# Riley Selfridge Cross Post from GRRI



## sunshinesmom (Sep 24, 2008)

Bless you, Riley!! What a brave and wonderful boy you were.


----------



## AmberSunrise (Apr 1, 2009)

Godspeed brave Riley - you are forever a hero.


----------



## Augie's Mom (Sep 28, 2007)

Bless you Riley. What an amazing boy you were, a true hero.


----------



## Jackson'sMom (Oct 13, 2007)

Now there is a hero!


----------



## rappwizard (May 27, 2009)

Gee, I remember seeing that photo for the first time and struggling to hold back tears.
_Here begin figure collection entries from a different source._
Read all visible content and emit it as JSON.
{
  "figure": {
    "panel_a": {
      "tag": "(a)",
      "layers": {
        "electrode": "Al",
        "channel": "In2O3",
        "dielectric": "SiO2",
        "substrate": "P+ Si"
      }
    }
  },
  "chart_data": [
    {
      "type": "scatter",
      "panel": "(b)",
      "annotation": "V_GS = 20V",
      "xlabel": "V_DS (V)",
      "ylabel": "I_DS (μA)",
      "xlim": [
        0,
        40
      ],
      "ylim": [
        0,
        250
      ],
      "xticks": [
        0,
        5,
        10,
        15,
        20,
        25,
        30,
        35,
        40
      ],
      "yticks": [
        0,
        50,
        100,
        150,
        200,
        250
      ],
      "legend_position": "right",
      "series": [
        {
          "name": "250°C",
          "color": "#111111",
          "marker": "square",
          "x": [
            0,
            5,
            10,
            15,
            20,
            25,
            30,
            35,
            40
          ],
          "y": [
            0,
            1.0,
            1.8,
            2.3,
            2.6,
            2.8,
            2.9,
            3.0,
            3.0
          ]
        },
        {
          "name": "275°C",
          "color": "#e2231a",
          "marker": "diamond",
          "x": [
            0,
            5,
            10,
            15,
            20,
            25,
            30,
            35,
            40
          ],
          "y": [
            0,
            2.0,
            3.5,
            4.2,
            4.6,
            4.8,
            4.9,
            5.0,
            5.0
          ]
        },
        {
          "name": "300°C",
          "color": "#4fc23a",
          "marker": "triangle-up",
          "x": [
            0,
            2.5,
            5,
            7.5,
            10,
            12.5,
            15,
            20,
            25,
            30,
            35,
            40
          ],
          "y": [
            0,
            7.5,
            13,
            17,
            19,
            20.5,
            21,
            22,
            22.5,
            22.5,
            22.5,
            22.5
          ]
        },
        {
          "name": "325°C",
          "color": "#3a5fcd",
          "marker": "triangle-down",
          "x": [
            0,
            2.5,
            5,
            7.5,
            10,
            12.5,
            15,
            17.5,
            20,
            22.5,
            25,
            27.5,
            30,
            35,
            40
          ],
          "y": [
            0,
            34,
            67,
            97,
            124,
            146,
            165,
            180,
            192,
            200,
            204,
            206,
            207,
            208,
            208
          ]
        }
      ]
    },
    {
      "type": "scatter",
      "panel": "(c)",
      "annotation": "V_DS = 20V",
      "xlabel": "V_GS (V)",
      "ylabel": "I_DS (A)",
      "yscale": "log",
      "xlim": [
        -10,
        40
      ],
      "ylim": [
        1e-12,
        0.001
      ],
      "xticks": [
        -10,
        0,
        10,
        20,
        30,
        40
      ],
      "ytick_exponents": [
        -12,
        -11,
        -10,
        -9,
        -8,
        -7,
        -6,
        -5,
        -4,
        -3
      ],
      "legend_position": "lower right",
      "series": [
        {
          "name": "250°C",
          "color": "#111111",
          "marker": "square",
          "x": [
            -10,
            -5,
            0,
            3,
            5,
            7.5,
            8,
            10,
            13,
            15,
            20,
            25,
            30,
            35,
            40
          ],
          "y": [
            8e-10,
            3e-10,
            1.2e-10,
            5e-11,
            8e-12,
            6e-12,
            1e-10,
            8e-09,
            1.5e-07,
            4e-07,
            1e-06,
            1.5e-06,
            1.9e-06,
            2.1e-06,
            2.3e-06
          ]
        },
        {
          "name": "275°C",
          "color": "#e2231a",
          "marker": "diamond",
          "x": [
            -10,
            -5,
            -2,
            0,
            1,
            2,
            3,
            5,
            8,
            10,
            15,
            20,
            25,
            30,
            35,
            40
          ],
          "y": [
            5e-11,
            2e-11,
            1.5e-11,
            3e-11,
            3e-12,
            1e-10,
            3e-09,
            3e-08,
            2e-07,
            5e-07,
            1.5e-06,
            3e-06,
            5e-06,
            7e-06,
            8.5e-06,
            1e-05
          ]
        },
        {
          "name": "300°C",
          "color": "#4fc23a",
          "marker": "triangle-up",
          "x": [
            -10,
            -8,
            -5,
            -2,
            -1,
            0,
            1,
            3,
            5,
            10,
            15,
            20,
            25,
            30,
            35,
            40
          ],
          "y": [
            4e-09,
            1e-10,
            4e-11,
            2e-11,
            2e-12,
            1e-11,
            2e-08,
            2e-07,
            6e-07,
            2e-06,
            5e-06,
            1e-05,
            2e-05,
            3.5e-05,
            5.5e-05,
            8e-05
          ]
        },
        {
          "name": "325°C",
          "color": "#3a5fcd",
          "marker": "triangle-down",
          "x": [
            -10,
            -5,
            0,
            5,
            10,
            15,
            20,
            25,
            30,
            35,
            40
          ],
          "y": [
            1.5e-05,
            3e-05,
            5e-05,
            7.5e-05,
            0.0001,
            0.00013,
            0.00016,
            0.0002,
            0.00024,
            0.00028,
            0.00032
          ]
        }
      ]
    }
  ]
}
Blessings to this ambassador of the breed and his owner/handler.


----------



## Karen519 (Aug 21, 2006)

*Riley*

Riley, God Bless You! You are a true hero.:--heart:

Please have lots of fun at the Rainbow Bridge playing-you sure deserve it.:--heart:

God Speed, Riley!!!:--heart:


----------



## AtticusJordie (Aug 15, 2006)

rappwizard said:


> Gee, I remember seeing that photo for the first time and struggling to hold back tears. Blessings to this ambassador of the breed and his owner/handler.


This is the first time I've seen this. I can't figure out what this water is running down my face......... Too many memories.

God Speed Riley--you were a very special dog!

SJ


----------



## WLR (May 11, 2008)

[QUOTE Too many memories. SJ[/QUOTE]
=====================================
Yes there are... I used to work there.


----------



## C's Mom (Dec 7, 2009)

Bless your heart Riley. Tissue time.


----------



## 3 goldens (Sep 30, 2005)

He was a hero, a speical boy.


----------



## BeauShel (May 20, 2007)

Run Free Sweet Riley!!! Chase Tennis Balls Roll in the Fields You Deserve it. Such a great hero!!


----------